The Whitefish City Council voted to remove Martin McGrew from his council position after City Attorney John Phelps recommended the action based on recent findings suggesting McGrew isn’t a legal city resident.
McGrew plans to sue.
Turner Askew, who tied McGrew in city elections but wasn’t selected by the council in a tiebreaking vote, would be expected to take over the position, but at the moment it is unclear what will happen.
“I think they have a problem and they have to solve it,” Askew said after the decision. “And truly there’s nothing I can do to solve it.”
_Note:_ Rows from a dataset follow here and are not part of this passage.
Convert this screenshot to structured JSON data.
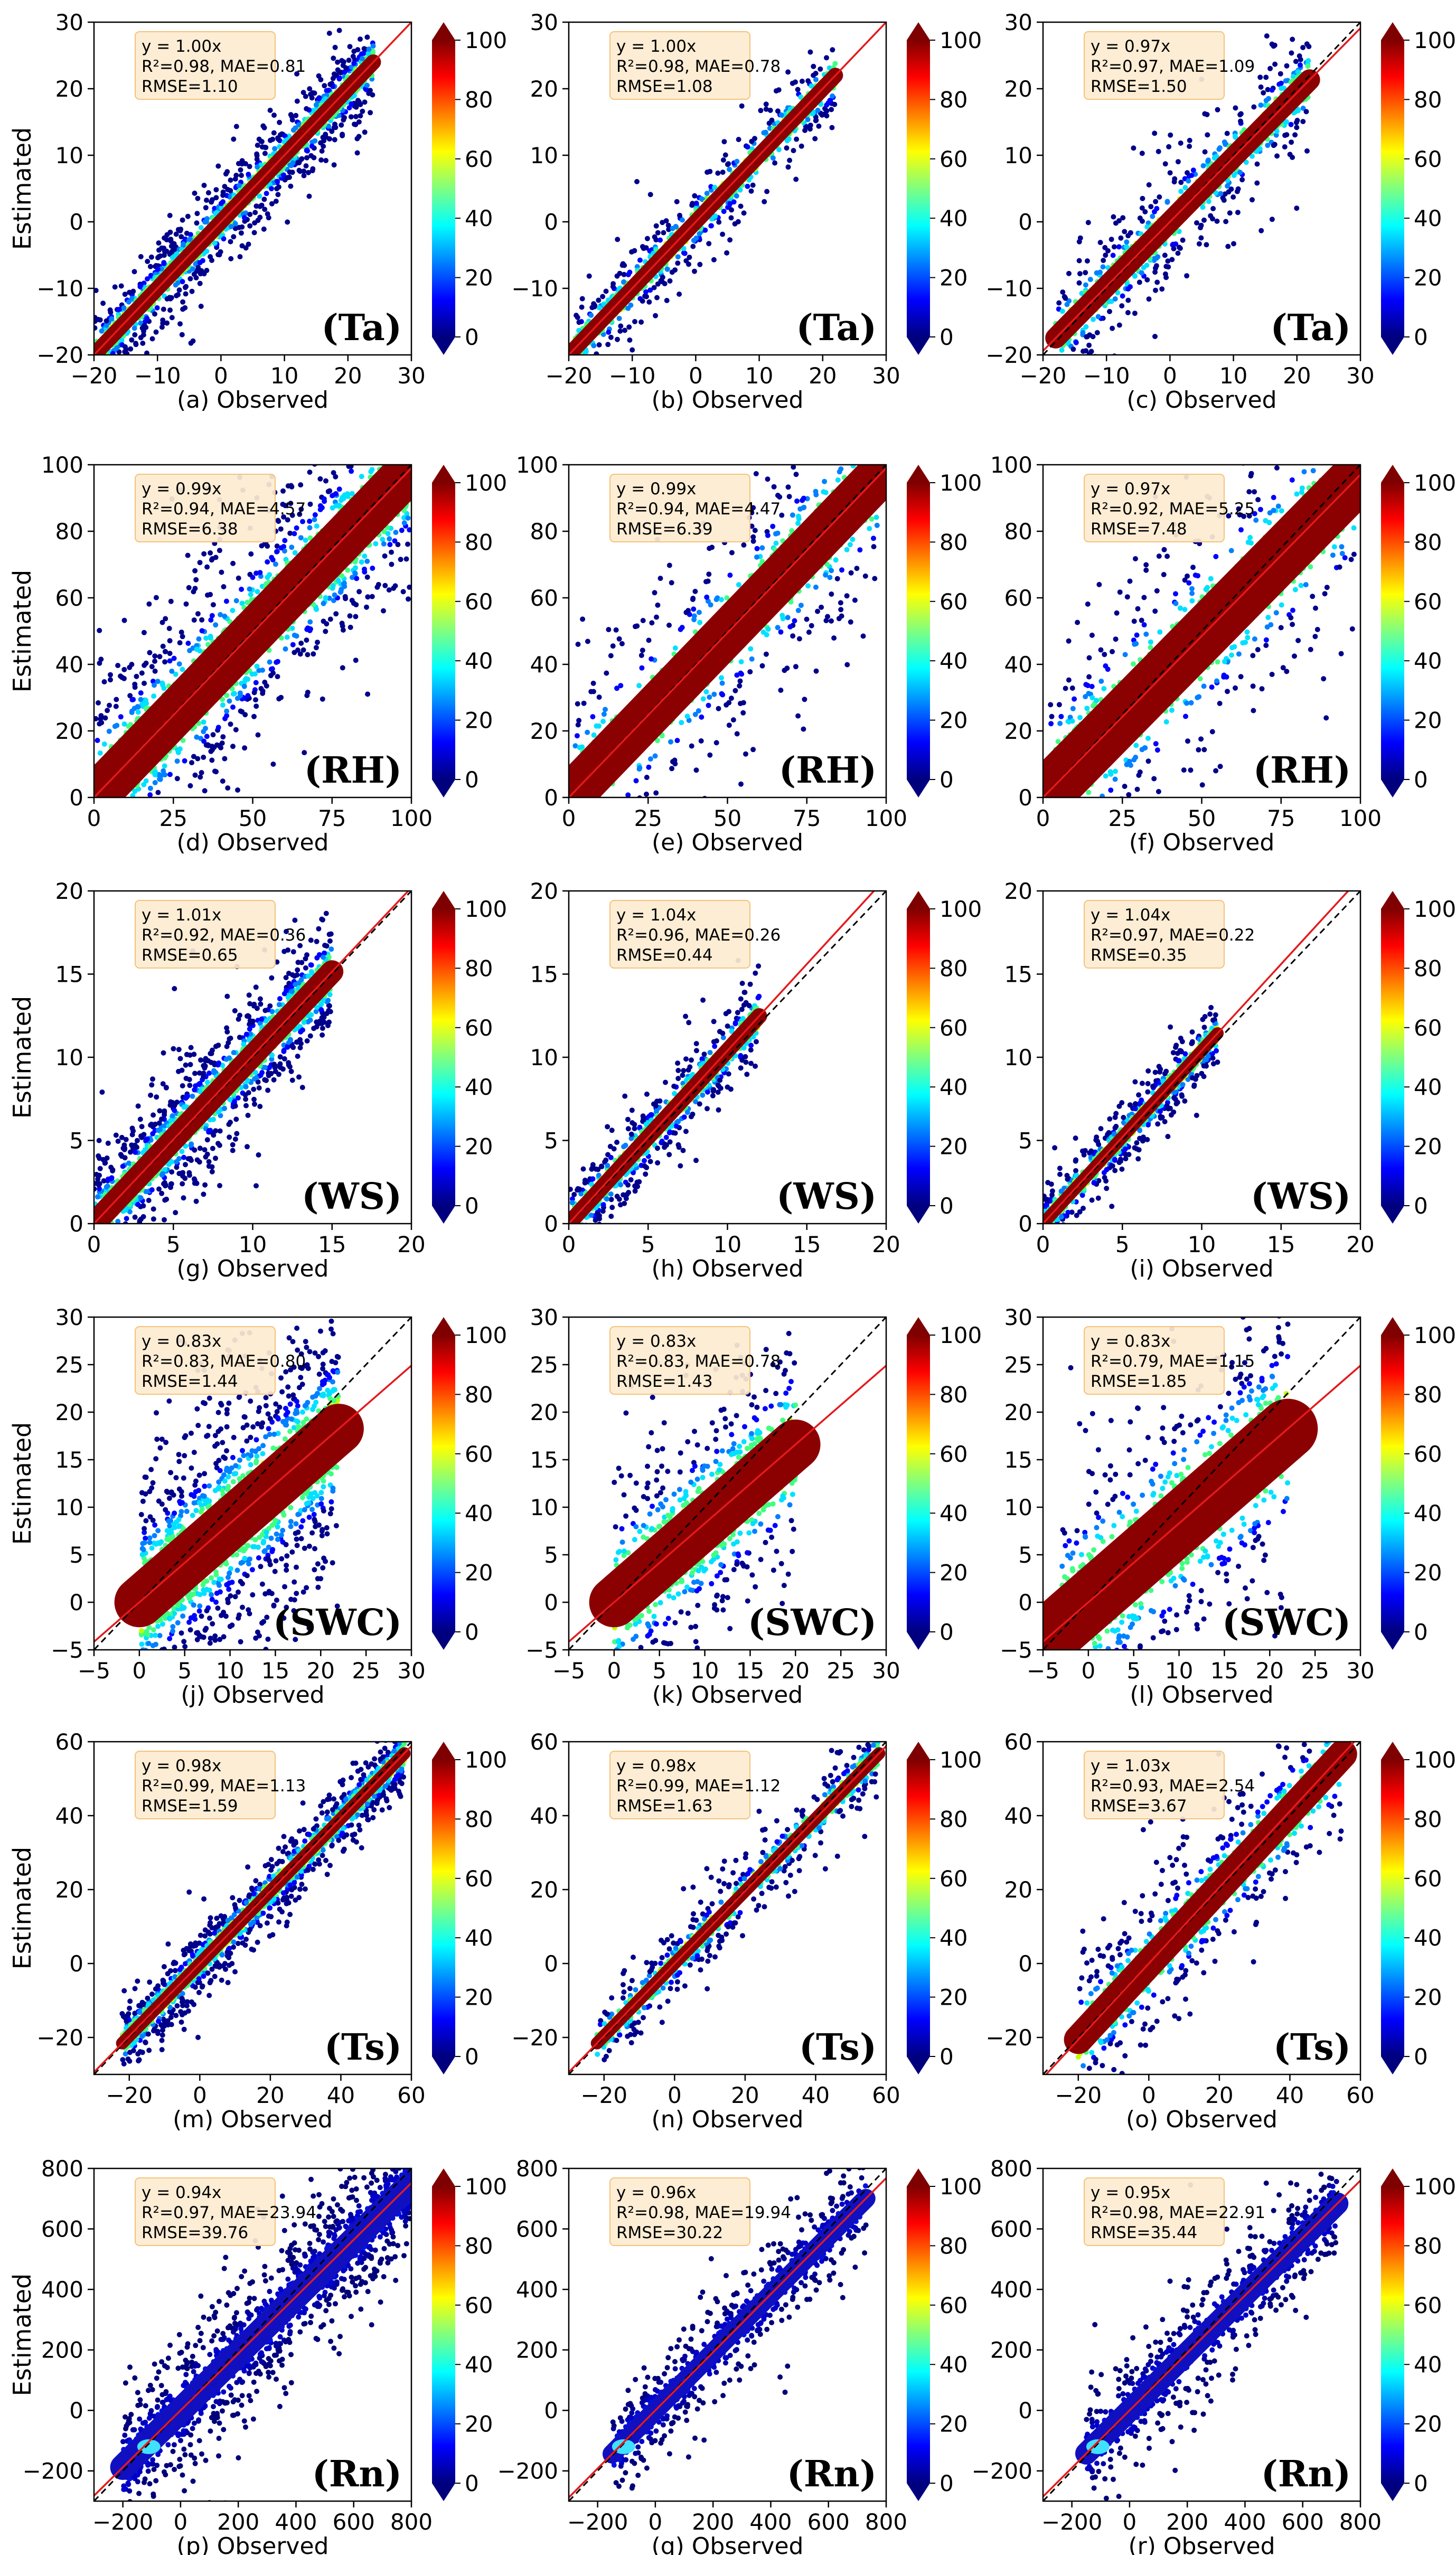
{
  "figure": {
    "y_axis_title": "Estimated",
    "colorbar_ticks": [
      "0",
      "20",
      "40",
      "60",
      "80",
      "100"
    ],
    "colorbar_range": [
      0,
      100
    ],
    "colors": {
      "fit_line": "#e41a1c",
      "identity_line": "#000000",
      "stats_box_fill": "#fdebd0",
      "stats_box_edge": "#f5c27a",
      "dense_core": "#8b0000"
    },
    "colormap": "jet"
  },
  "chart_data": [
    {
      "id": "a",
      "type": "scatter",
      "variable": "Ta",
      "label": "(Ta)",
      "xlabel": "(a) Observed",
      "ylabel": "Estimated",
      "xlim": [
        -20,
        30
      ],
      "ylim": [
        -20,
        30
      ],
      "xticks": [
        -20,
        -10,
        0,
        10,
        20,
        30
      ],
      "yticks": [
        -20,
        -10,
        0,
        10,
        20,
        30
      ],
      "data_range": [
        -20,
        24
      ],
      "spread": 1.1,
      "fit_slope": 1.0,
      "stats": [
        "y = 1.00x",
        "R²=0.98, MAE=0.81",
        "RMSE=1.10"
      ],
      "density": "high",
      "colorbar": "0–100"
    },
    {
      "id": "b",
      "type": "scatter",
      "variable": "Ta",
      "label": "(Ta)",
      "xlabel": "(b) Observed",
      "ylabel": "",
      "xlim": [
        -20,
        30
      ],
      "ylim": [
        -20,
        30
      ],
      "xticks": [
        -20,
        -10,
        0,
        10,
        20,
        30
      ],
      "yticks": [
        -10,
        0,
        10,
        20,
        30
      ],
      "data_range": [
        -19,
        22
      ],
      "spread": 1.1,
      "fit_slope": 1.0,
      "stats": [
        "y = 1.00x",
        "R²=0.98, MAE=0.78",
        "RMSE=1.08"
      ],
      "density": "medium",
      "colorbar": "0–100"
    },
    {
      "id": "c",
      "type": "scatter",
      "variable": "Ta",
      "label": "(Ta)",
      "xlabel": "(c) Observed",
      "ylabel": "",
      "xlim": [
        -20,
        30
      ],
      "ylim": [
        -20,
        30
      ],
      "xticks": [
        -20,
        -10,
        0,
        10,
        20,
        30
      ],
      "yticks": [
        -20,
        -10,
        0,
        10,
        20,
        30
      ],
      "data_range": [
        -18,
        22
      ],
      "spread": 1.5,
      "fit_slope": 0.97,
      "stats": [
        "y = 0.97x",
        "R²=0.97, MAE=1.09",
        "RMSE=1.50"
      ],
      "density": "medium",
      "colorbar": "0–100"
    },
    {
      "id": "d",
      "type": "scatter",
      "variable": "RH",
      "label": "(RH)",
      "xlabel": "(d) Observed",
      "ylabel": "Estimated",
      "xlim": [
        0,
        100
      ],
      "ylim": [
        0,
        100
      ],
      "xticks": [
        0,
        25,
        50,
        75,
        100
      ],
      "yticks": [
        0,
        20,
        40,
        60,
        80,
        100
      ],
      "data_range": [
        0,
        100
      ],
      "spread": 6.4,
      "fit_slope": 0.99,
      "stats": [
        "y = 0.99x",
        "R²=0.94, MAE=4.57",
        "RMSE=6.38"
      ],
      "density": "high",
      "colorbar": "0–100"
    },
    {
      "id": "e",
      "type": "scatter",
      "variable": "RH",
      "label": "(RH)",
      "xlabel": "(e) Observed",
      "ylabel": "",
      "xlim": [
        0,
        100
      ],
      "ylim": [
        0,
        100
      ],
      "xticks": [
        0,
        25,
        50,
        75,
        100
      ],
      "yticks": [
        0,
        20,
        40,
        60,
        80,
        100
      ],
      "data_range": [
        2,
        98
      ],
      "spread": 6.4,
      "fit_slope": 0.99,
      "stats": [
        "y = 0.99x",
        "R²=0.94, MAE=4.47",
        "RMSE=6.39"
      ],
      "density": "medium",
      "colorbar": "0–100"
    },
    {
      "id": "f",
      "type": "scatter",
      "variable": "RH",
      "label": "(RH)",
      "xlabel": "(f) Observed",
      "ylabel": "",
      "xlim": [
        0,
        100
      ],
      "ylim": [
        0,
        100
      ],
      "xticks": [
        0,
        25,
        50,
        75,
        100
      ],
      "yticks": [
        0,
        20,
        40,
        60,
        80,
        100
      ],
      "data_range": [
        2,
        98
      ],
      "spread": 7.5,
      "fit_slope": 0.97,
      "stats": [
        "y = 0.97x",
        "R²=0.92, MAE=5.25",
        "RMSE=7.48"
      ],
      "density": "medium",
      "colorbar": "0–100"
    },
    {
      "id": "g",
      "type": "scatter",
      "variable": "WS",
      "label": "(WS)",
      "xlabel": "(g) Observed",
      "ylabel": "Estimated",
      "xlim": [
        0,
        20
      ],
      "ylim": [
        0,
        20
      ],
      "xticks": [
        0,
        5,
        10,
        15,
        20
      ],
      "yticks": [
        0,
        5,
        10,
        15,
        20
      ],
      "data_range": [
        0,
        15
      ],
      "spread": 0.65,
      "fit_slope": 1.01,
      "stats": [
        "y = 1.01x",
        "R²=0.92, MAE=0.36",
        "RMSE=0.65"
      ],
      "density": "high",
      "colorbar": "0–100"
    },
    {
      "id": "h",
      "type": "scatter",
      "variable": "WS",
      "label": "(WS)",
      "xlabel": "(h) Observed",
      "ylabel": "",
      "xlim": [
        0,
        20
      ],
      "ylim": [
        0,
        20
      ],
      "xticks": [
        0,
        5,
        10,
        15,
        20
      ],
      "yticks": [
        0,
        5,
        10,
        15,
        20
      ],
      "data_range": [
        0,
        12
      ],
      "spread": 0.45,
      "fit_slope": 1.04,
      "stats": [
        "y = 1.04x",
        "R²=0.96, MAE=0.26",
        "RMSE=0.44"
      ],
      "density": "medium",
      "colorbar": "0–100"
    },
    {
      "id": "i",
      "type": "scatter",
      "variable": "WS",
      "label": "(WS)",
      "xlabel": "(i) Observed",
      "ylabel": "",
      "xlim": [
        0,
        20
      ],
      "ylim": [
        0,
        20
      ],
      "xticks": [
        0,
        5,
        10,
        15,
        20
      ],
      "yticks": [
        0,
        5,
        10,
        15,
        20
      ],
      "data_range": [
        0,
        11
      ],
      "spread": 0.35,
      "fit_slope": 1.04,
      "stats": [
        "y = 1.04x",
        "R²=0.97, MAE=0.22",
        "RMSE=0.35"
      ],
      "density": "medium",
      "colorbar": "0–100"
    },
    {
      "id": "j",
      "type": "scatter",
      "variable": "SWC",
      "label": "(SWC)",
      "xlabel": "(j) Observed",
      "ylabel": "Estimated",
      "xlim": [
        -5,
        30
      ],
      "ylim": [
        -5,
        30
      ],
      "xticks": [
        -5,
        0,
        5,
        10,
        15,
        20,
        25,
        30
      ],
      "yticks": [
        -5,
        0,
        5,
        10,
        15,
        20,
        25,
        30
      ],
      "data_range": [
        0,
        22
      ],
      "spread": 2.5,
      "fit_slope": 0.83,
      "stats": [
        "y = 0.83x",
        "R²=0.83, MAE=0.80",
        "RMSE=1.44"
      ],
      "density": "high",
      "colorbar": "0–100"
    },
    {
      "id": "k",
      "type": "scatter",
      "variable": "SWC",
      "label": "(SWC)",
      "xlabel": "(k) Observed",
      "ylabel": "",
      "xlim": [
        -5,
        30
      ],
      "ylim": [
        -5,
        30
      ],
      "xticks": [
        -5,
        0,
        5,
        10,
        15,
        20,
        25,
        30
      ],
      "yticks": [
        -5,
        0,
        5,
        10,
        15,
        20,
        25,
        30
      ],
      "data_range": [
        0,
        20
      ],
      "spread": 2.5,
      "fit_slope": 0.83,
      "stats": [
        "y = 0.83x",
        "R²=0.83, MAE=0.78",
        "RMSE=1.43"
      ],
      "density": "medium",
      "colorbar": "0–100"
    },
    {
      "id": "l",
      "type": "scatter",
      "variable": "SWC",
      "label": "(SWC)",
      "xlabel": "(l) Observed",
      "ylabel": "",
      "xlim": [
        -5,
        30
      ],
      "ylim": [
        -5,
        30
      ],
      "xticks": [
        -5,
        0,
        5,
        10,
        15,
        20,
        25,
        30
      ],
      "yticks": [
        -5,
        0,
        5,
        10,
        15,
        20,
        25,
        30
      ],
      "data_range": [
        -3,
        22
      ],
      "spread": 3.0,
      "fit_slope": 0.83,
      "stats": [
        "y = 0.83x",
        "R²=0.79, MAE=1.15",
        "RMSE=1.85"
      ],
      "density": "medium",
      "colorbar": "0–100"
    },
    {
      "id": "m",
      "type": "scatter",
      "variable": "Ts",
      "label": "(Ts)",
      "xlabel": "(m) Observed",
      "ylabel": "Estimated",
      "xlim": [
        -30,
        60
      ],
      "ylim": [
        -30,
        60
      ],
      "xticks": [
        -20,
        0,
        20,
        40,
        60
      ],
      "yticks": [
        -20,
        0,
        20,
        40,
        60
      ],
      "data_range": [
        -22,
        58
      ],
      "spread": 1.6,
      "fit_slope": 0.98,
      "stats": [
        "y = 0.98x",
        "R²=0.99, MAE=1.13",
        "RMSE=1.59"
      ],
      "density": "high",
      "colorbar": "0–100"
    },
    {
      "id": "n",
      "type": "scatter",
      "variable": "Ts",
      "label": "(Ts)",
      "xlabel": "(n) Observed",
      "ylabel": "",
      "xlim": [
        -30,
        60
      ],
      "ylim": [
        -30,
        60
      ],
      "xticks": [
        -20,
        0,
        20,
        40,
        60
      ],
      "yticks": [
        -20,
        0,
        20,
        40,
        60
      ],
      "data_range": [
        -22,
        58
      ],
      "spread": 1.6,
      "fit_slope": 0.98,
      "stats": [
        "y = 0.98x",
        "R²=0.99, MAE=1.12",
        "RMSE=1.63"
      ],
      "density": "medium",
      "colorbar": "0–100"
    },
    {
      "id": "o",
      "type": "scatter",
      "variable": "Ts",
      "label": "(Ts)",
      "xlabel": "(o) Observed",
      "ylabel": "",
      "xlim": [
        -30,
        60
      ],
      "ylim": [
        -30,
        60
      ],
      "xticks": [
        -20,
        0,
        20,
        40,
        60
      ],
      "yticks": [
        -20,
        0,
        20,
        40,
        60
      ],
      "data_range": [
        -20,
        55
      ],
      "spread": 3.7,
      "fit_slope": 1.03,
      "stats": [
        "y = 1.03x",
        "R²=0.93, MAE=2.54",
        "RMSE=3.67"
      ],
      "density": "medium",
      "colorbar": "0–100"
    },
    {
      "id": "p",
      "type": "scatter",
      "variable": "Rn",
      "label": "(Rn)",
      "xlabel": "(p) Observed",
      "ylabel": "Estimated",
      "xlim": [
        -300,
        800
      ],
      "ylim": [
        -300,
        800
      ],
      "xticks": [
        -200,
        0,
        200,
        400,
        600,
        800
      ],
      "yticks": [
        -200,
        0,
        200,
        400,
        600,
        800
      ],
      "data_range": [
        -200,
        800
      ],
      "spread": 40,
      "fit_slope": 0.94,
      "stats": [
        "y = 0.94x",
        "R²=0.97, MAE=23.94",
        "RMSE=39.76"
      ],
      "density": "high",
      "colorbar": "0–100",
      "palette": "cool"
    },
    {
      "id": "q",
      "type": "scatter",
      "variable": "Rn",
      "label": "(Rn)",
      "xlabel": "(q) Observed",
      "ylabel": "",
      "xlim": [
        -300,
        800
      ],
      "ylim": [
        -300,
        800
      ],
      "xticks": [
        -200,
        0,
        200,
        400,
        600,
        800
      ],
      "yticks": [
        -200,
        0,
        200,
        400,
        600,
        800
      ],
      "data_range": [
        -150,
        730
      ],
      "spread": 30,
      "fit_slope": 0.96,
      "stats": [
        "y = 0.96x",
        "R²=0.98, MAE=19.94",
        "RMSE=30.22"
      ],
      "density": "medium",
      "colorbar": "0–100",
      "palette": "cool"
    },
    {
      "id": "r",
      "type": "scatter",
      "variable": "Rn",
      "label": "(Rn)",
      "xlabel": "(r) Observed",
      "ylabel": "",
      "xlim": [
        -300,
        800
      ],
      "ylim": [
        -300,
        800
      ],
      "xticks": [
        -200,
        0,
        200,
        400,
        600,
        800
      ],
      "yticks": [
        -200,
        0,
        200,
        400,
        600,
        800
      ],
      "data_range": [
        -150,
        720
      ],
      "spread": 35,
      "fit_slope": 0.95,
      "stats": [
        "y = 0.95x",
        "R²=0.98, MAE=22.91",
        "RMSE=35.44"
      ],
      "density": "medium",
      "colorbar": "0–100",
      "palette": "cool"
    }
  ]
}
The 3-1 decision – John Muhlfeld was absent and McGrew abstained from voting since it involved his own removal – comes six days after a city employee noticed that the lot where McGrew lives has never been annexed by the city for unclear reasons. McGrew’s lot used to be two separate lots: The northern one was annexed by the city, according to records, but the southern one that holds his house was not. It is one of a handful of lots located within the city that has never been annexed.
Phelps said by state law if McGrew isn’t a legal city resident – or more precisely, wasn’t a resident for 60 days prior to the city council election – he is not eligible to sit on the council. But McGrew said he pays city taxes, has voted in city elections for years and has never had reason to believe he isn’t a city resident.
McGrew’s attorney, Frank Sweeney, suggested the discrepancy is a clerical error and recommended that the city examine and correct the error. In any case, he told the council he believes it would be better for the city to allow McGrew to continue in his elected role until councilors had more time review the evidence. But Phelps said that by allowing McGrew to sit on the council, the city would be opening itself up to a host of other lawsuits. Based on recent turmoil in Whitefish city politics, Phelps said, that is not what the city needs right now.
“We live in a world of controversy,” Phelps said of Whitefish’s current political situation.
McGrew will not be removed until Feb. 19, the next council meeting, giving him time to explore his legal options. As the meeting wore on and it became evident what the council would decide, McGrew made it clear what his intentions would be.
“By approving this, you’re going to have a lawsuit on your hands,” McGrew told fellow councilors.
Sweeney said his client has a strong argument in court based on city tax records and other evidence. Sweeney said the decision was, for the most part, expected, though he reiterated after the meeting that the city could have avoided the lawsuit.
“I’m not surprised by (the decision),” Sweeney said. “But at the same time, the council had other options. Now Martin McGrew has no other option than to pursue injunctive action in the courts. It’s the least attractive option.”
Back in 1987, Phelps said, the council looked to annex 37 “island” lots scattered throughout the city. For whatever reason, the councilors chose to annex only 23 of those lots and left out the remaining 14, including what is today McGrew’s. In 1997, the owner of the northern part gave his land over to the city but the southern one remained un-annexed. Phelps is not sure why the “unusual situation” transpired the way it did.
This is the second time in the past two months a Whitefish city councilor’s residency has been called into question. On Jan. 4, a district judge ruled that Muhlfeld was a lawful city resident and could sit on the council.
Also at the meeting, the council voted to table discussion until a later date on a proposed parking garage and street improvement project in downtown Whitefish.